L’exception notable : L’agent cynophile. Même si vous avez côtoyé des équipes cynophiles, l’équivalence ne fonctionne pas ici. La conduite d’un chien nécessite une certification spécifique liée à l’animal. Vous devrez fournir un certificat d’aptitude délivré par votre administration d’origine pour cette mention spéciale.
Constitution du dossier CNAPS : les pièces à fournir
Pour transformer votre expérience en titre officiel, vous devez soumettre un dossier complet au Conseil National des Activités Privées de Sécurité (CNAPS). Soyez minutieux, car tout document manquant retardera la procédure.
L’identité et le statut
Vous devrez fournir une copie recto-verso de votre pièce d’identité (CNI ou passeport) en cours de validité. Pour les ressortissants hors Union Européenne, le titre de séjour autorisant le travail salarié est impératif.
Si vous êtes né dans certains territoires d’outre-mer (Wallis-et-Futuna ou Polynésie française), n’oubliez pas votre acte de naissance datant de moins de trois mois.
La preuve de votre aptitude
C’est la pièce maîtresse de votre demande.

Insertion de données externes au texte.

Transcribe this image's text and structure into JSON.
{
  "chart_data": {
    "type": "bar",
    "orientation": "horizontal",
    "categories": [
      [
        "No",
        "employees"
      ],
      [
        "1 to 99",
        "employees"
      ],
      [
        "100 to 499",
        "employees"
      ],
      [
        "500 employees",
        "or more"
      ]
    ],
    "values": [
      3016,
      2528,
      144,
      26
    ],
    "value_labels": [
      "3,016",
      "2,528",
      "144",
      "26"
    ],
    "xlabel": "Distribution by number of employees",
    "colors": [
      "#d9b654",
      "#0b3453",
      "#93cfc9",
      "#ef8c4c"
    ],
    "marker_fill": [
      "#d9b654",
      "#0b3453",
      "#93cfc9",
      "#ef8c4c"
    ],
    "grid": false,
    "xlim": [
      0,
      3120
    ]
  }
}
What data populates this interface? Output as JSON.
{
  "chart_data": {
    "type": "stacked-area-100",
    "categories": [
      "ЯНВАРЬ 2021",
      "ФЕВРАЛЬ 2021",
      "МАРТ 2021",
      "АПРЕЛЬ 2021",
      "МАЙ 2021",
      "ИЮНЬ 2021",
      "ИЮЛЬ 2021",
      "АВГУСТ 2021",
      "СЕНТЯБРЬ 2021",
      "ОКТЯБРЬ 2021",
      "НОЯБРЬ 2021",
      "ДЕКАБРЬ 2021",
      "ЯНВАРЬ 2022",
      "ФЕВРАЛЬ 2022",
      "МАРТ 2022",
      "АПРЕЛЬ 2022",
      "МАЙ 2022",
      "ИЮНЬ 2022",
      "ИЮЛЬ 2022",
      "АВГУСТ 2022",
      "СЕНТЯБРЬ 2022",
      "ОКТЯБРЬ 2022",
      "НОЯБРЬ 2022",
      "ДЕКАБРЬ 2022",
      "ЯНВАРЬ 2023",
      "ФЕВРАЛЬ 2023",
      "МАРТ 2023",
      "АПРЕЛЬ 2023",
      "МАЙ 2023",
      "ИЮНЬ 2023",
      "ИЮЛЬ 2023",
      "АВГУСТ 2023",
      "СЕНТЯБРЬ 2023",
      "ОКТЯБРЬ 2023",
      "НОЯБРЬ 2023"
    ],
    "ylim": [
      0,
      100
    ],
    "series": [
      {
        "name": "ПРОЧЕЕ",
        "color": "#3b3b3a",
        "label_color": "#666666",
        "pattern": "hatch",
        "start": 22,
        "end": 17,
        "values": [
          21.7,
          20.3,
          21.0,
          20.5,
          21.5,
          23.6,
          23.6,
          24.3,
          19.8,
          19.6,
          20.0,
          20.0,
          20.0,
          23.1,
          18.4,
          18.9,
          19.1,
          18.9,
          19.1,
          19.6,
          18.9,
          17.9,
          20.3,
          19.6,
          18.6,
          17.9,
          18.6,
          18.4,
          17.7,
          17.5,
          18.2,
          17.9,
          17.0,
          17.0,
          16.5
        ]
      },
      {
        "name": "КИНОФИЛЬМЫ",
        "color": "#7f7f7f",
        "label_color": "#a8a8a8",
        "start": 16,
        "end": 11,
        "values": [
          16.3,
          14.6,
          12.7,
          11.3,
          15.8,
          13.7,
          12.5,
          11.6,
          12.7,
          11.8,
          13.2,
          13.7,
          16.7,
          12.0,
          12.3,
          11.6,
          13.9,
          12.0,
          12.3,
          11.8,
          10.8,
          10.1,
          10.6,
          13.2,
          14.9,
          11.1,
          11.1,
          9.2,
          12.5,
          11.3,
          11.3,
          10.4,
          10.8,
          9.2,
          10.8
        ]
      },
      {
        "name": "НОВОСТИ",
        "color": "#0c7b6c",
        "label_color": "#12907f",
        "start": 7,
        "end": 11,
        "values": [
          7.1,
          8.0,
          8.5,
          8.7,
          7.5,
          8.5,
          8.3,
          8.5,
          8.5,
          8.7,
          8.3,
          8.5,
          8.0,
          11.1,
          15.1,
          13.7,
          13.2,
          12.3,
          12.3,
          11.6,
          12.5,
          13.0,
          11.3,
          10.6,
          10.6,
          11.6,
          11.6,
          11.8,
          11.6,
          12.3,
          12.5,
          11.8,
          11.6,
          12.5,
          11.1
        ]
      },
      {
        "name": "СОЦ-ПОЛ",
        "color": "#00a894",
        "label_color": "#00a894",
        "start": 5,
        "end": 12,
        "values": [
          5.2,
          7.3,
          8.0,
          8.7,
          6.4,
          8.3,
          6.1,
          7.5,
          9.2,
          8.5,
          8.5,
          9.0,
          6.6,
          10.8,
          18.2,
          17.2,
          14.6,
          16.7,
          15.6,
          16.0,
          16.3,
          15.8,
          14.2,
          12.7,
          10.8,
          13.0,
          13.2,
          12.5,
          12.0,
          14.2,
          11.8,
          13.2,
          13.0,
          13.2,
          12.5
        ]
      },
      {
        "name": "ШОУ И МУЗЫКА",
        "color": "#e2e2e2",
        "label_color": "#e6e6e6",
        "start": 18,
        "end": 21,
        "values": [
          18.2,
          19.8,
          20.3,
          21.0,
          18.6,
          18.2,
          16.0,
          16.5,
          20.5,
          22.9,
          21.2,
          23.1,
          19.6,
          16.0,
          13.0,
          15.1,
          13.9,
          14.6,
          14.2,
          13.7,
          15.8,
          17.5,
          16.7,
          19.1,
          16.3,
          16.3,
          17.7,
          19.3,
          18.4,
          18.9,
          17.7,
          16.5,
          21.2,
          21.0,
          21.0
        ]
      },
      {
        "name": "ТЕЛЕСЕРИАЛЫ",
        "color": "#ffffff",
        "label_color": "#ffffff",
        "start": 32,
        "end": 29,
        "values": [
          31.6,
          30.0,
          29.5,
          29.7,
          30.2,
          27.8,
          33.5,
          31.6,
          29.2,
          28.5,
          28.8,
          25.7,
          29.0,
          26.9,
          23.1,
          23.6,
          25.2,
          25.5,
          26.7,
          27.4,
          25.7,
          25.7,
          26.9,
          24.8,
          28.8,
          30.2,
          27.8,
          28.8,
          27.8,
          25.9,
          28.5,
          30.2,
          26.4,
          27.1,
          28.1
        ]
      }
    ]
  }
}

Vous devez prouver votre ancien statut via :
- Votre arrêté de nomination ou tout document officiel attestant de vos fonctions (OPJ, APJ ou APJA) selon l’article R. 612-41 du Code de la sécurité intérieure.
- Une attestation sur l’honneur certifiant que vous respectez les règles de cumul d’activités (si vous êtes encore en poste ou en disponibilité).
La moralité
Pour les candidats français, le CNAPS vérifie directement le casier judiciaire. En revanche, si vous êtes étranger, vous devez fournir l’équivalent du bulletin n°3 de votre pays d’origine (daté de moins de 3 mois) accompagné d’une traduction certifiée conforme.
Le processus de demande et l’enquête administrative
Oubliez les courriers papier : tout se passe désormais en ligne sur le portail du CNAPS. Une fois votre demande déposée, une phase invisible mais cruciale débute : l’enquête de moralité.
Les agents du CNAPS vont passer au crible plusieurs fichiers :
- Le TAJ (Traitement des Antécédents Judiciaires).
- Le FPR (Fichier des Personnes Recherchées).
- Le B2 (Bulletin n°2 du casier judiciaire).
L’objectif est simple : s’assurer que votre comportement passé est compatible avec les métiers de la sécurité. Une fois le feu vert donné, vous recevez votre carte professionnelle sous format dématérialisé. C’est un numéro unique (alphanumérique) que vous communiquerez à votre futur employeur. C’est lui qui vous fournira ensuite votre badge physique d’entreprise.
Validité et renouvellement du titre
Votre sésame est valable pour une durée de 5 ans sur l’ensemble du territoire national. Attention à ne pas vous laisser surprendre par l’échéance : il est fortement recommandé de lancer la procédure de renouvellement au moins 3 mois avant la date de fin.
Notez aussi qu’en cas de déménagement, votre carte reste valide, mais vous avez l’obligation légale de signaler votre nouvelle adresse au CNAPS rapidement.
Le cas particulier du détective privé
Vous souhaitez vous orienter vers l’investigation (recherches privées) ? Si vous avez quitté vos fonctions depuis moins de 5 ans, l’équivalence ne suffit pas. Une étape supplémentaire est requise pour éviter tout conflit d’intérêts.
Vous devez obtenir une autorisation écrite du ministre de l’Intérieur. La démarche consiste à saisir la direction des ressources humaines de votre ancienne maison (DGGN pour les gendarmes, DGPN pour les policiers). Ils transmettront votre dossier à la direction des libertés publiques (DLPAJ). Ce n’est qu’avec ce document en poche que vous pourrez finaliser votre demande de carte pro.
Sécurité armée : ne confondez pas tout
C’est une confusion fréquente chez les anciens des forces de l’ordre. Le fait d’avoir porté une arme en service pendant 20 ans ne vous donne pas automatiquement le droit d’être agent de sécurité armé dans le privé.
L’équivalence décrite ici concerne uniquement la carte « agent de sécurité » (non armé). Pour porter une arme dans le civil (catégories B ou D), vous devrez passer par un processus distinct, souvent une Validation des Acquis de l’Expérience (VAE) suivie de modules complémentaires spécifiques au cadre légal très strict de la sécurité privée armée.